Elle file hors de la pièce.
Je pense à mon père. S’est-il tenu devant elle, dans une morgue d’hôpital, à essayer d’apprivoiser l’idée de la mort ? Où se trouvait-il quand on lui a annoncé que sa femme était morte ? Qui l’a appelé ? Il devait être à son bureau situé, à cette époque, près des Champs-Élysées.
Je pose délicatement ma main sur la tête de Pauline. Je n’avais jamais touché un mort. Je ne retire pas ma main, pas encore. Au revoir, Pauline. Au revoir, petite enfant.
Soudain, je frissonne. Ce pourrait être ma fille, là, à sa place. Je pourrais être en train de regarder ma propre fille. De toucher son cadavre. J’essaie de maîtriser mon tremblement. Je voudrais qu’Angèle soit près de moi. Je pense au réconfort qu’elle saurait me donner, à son bon sens, à sa connaissance profonde de la mort. J’imagine que c’est Angèle qui a préparé le corps de Pauline, avec le soin et le respect qu’elle montre à tous ceux qu’elle appelle si joliment ses « patients ».
Une main sur mon épaule. Patrick. Nous observons en silence le corps de Pauline. Il s’aperçoit que je tremble et presse mon épaule en un geste réconfortant. Mon tremblement ne disparaît pas. Je pense à tout ce que Pauline aurait pu devenir, tout ce qui lui était promis et qu’elle ne connaîtra jamais. Ses études. Les voyages. L’entrée dans l’âge adulte. La carrière. La maternité. La vieillesse.
La frayeur me quitte et cède la place à la colère. Quatorze ans, nom de Dieu ! Quatorze ans ! Comment continuer d’avancer ? Où trouve-t-on le courage, la force ? La religion est-elle une solution ? Est-ce là que Patrick et Suzanne trouvent un réconfort ?
— C’est Suzanne qui l’a habillée. Toute seule. Elle a refusé que quelqu’un d’autre s’en occupe, explique Patrick. Nous avons choisi ses vêtements ensemble. Son jean et son chemisier préférés.
Il tend la main et caresse doucement la joue froide de sa fille. Je fixe le chemisier rose. L’image des doigts de Suzanne qui ferment avec difficulté la longue rangée de boutons contre la peau sans vie de Pauline m’apparaît. Une image qui pèse sur moi de tout son épouvantable poids.

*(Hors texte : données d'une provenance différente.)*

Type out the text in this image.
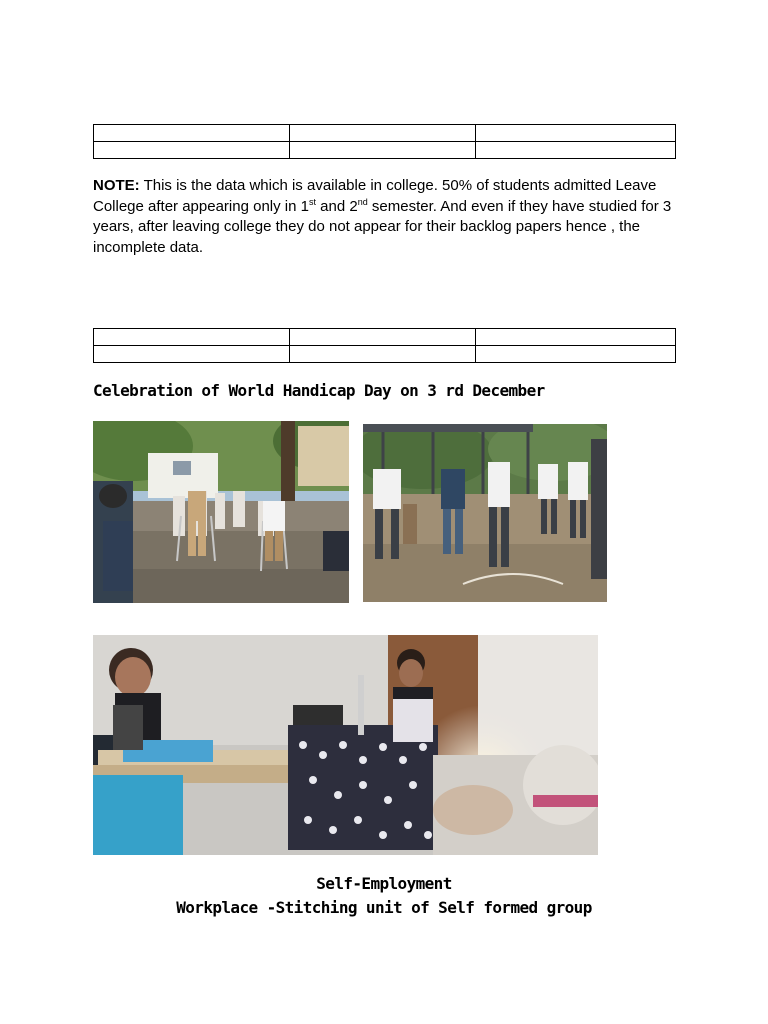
NOTE: This is the data which is available in college. 50% of students admitted Leave College after appearing only in 1st and 2nd semester. And even if they have studied for 3 years, after leaving college they do not appear for their backlog papers hence , the incomplete data.

Celebration of World Handicap Day on 3 rd December

Self-Employment

Workplace -Stitching unit of Self formed group
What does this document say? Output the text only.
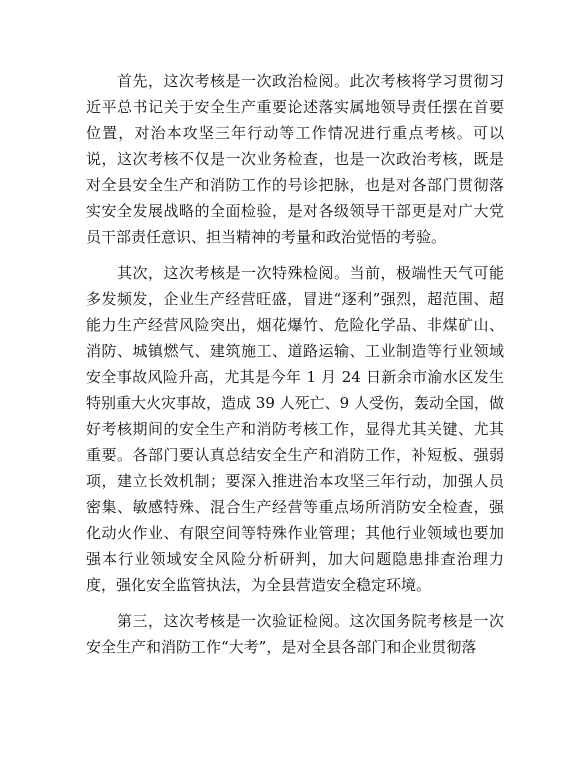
首先，这次考核是一次政治检阅。此次考核将学习贯彻习近平总书记关于安全生产重要论述落实属地领导责任摆在首要位置，对治本攻坚三年行动等工作情况进行重点考核。可以说，这次考核不仅是一次业务检查，也是一次政治考核，既是对全县安全生产和消防工作的号诊把脉，也是对各部门贯彻落实安全发展战略的全面检验，是对各级领导干部更是对广大党员干部责任意识、担当精神的考量和政治觉悟的考验。

其次，这次考核是一次特殊检阅。当前，极端性天气可能多发频发，企业生产经营旺盛，冒进“逐利”强烈，超范围、超能力生产经营风险突出，烟花爆竹、危险化学品、非煤矿山、消防、城镇燃气、建筑施工、道路运输、工业制造等行业领域安全事故风险升高，尤其是今年 1 月 24 日新余市渝水区发生特别重大火灾事故，造成 39 人死亡、9 人受伤，轰动全国，做好考核期间的安全生产和消防考核工作，显得尤其关键、尤其重要。各部门要认真总结安全生产和消防工作，补短板、强弱项，建立长效机制；要深入推进治本攻坚三年行动，加强人员密集、敏感特殊、混合生产经营等重点场所消防安全检查，强化动火作业、有限空间等特殊作业管理；其他行业领域也要加强本行业领域安全风险分析研判，加大问题隐患排查治理力度，强化安全监管执法，为全县营造安全稳定环境。

第三，这次考核是一次验证检阅。这次国务院考核是一次安全生产和消防工作“大考”，是对全县各部门和企业贯彻落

Margaux ressent le besoin de passer du temps avec Patrick et Suzanne. J’imagine que c’est sa façon à elle de rester proche de Pauline. En quittant la Pitié, je consulte mon téléphone. J’ai un message de ma sœur. Appelle-moi ; c’est urgent. Je trouve la voix de Mélanie étrangement calme. Lorsque je la rappelle, je déballe tout en vrac : la mort de Pauline, Margaux, l’horreur, l’absence d’Astrid, les règles de Margaux, le cadavre de Pauline, Patrick et Suzanne, Suzanne habillant le corps de sa fille.
— Antoine, m’interrompt-elle, écoute-moi.
— Quoi ? dis-je avec un brin d’impatience.
— J’ai besoin de te parler. Il faut que tu viennes tout de suite.
— Je ne peux pas. Je dois retourner au bureau.
— Il faut vraiment que tu viennes.
— Pourquoi ? Que se passe-t-il ?
Elle reste silencieuse puis déclare :
— Je me souviens. Je sais pourquoi j’ai eu cet accident.
Une étrange appréhension me serre le cœur. J’attends cet instant depuis trois mois et il est là, enfin. Et voici que je redoute de l’affronter. Je ne sais pas si je suis capable d’encaisser. La mort de Pauline m’a terrassé.
— D’accord, je murmure. J’arrive tout de suite.
Le trajet de la Pitié-Salpêtrière à la Bastille dure un temps fou. La circulation est dense mais j’essaie de garder mon calme. Je mets une éternité à trouver une place de parking dans la rue de la Roquette, bondée. Mélanie m’attend, son chat dans les bras.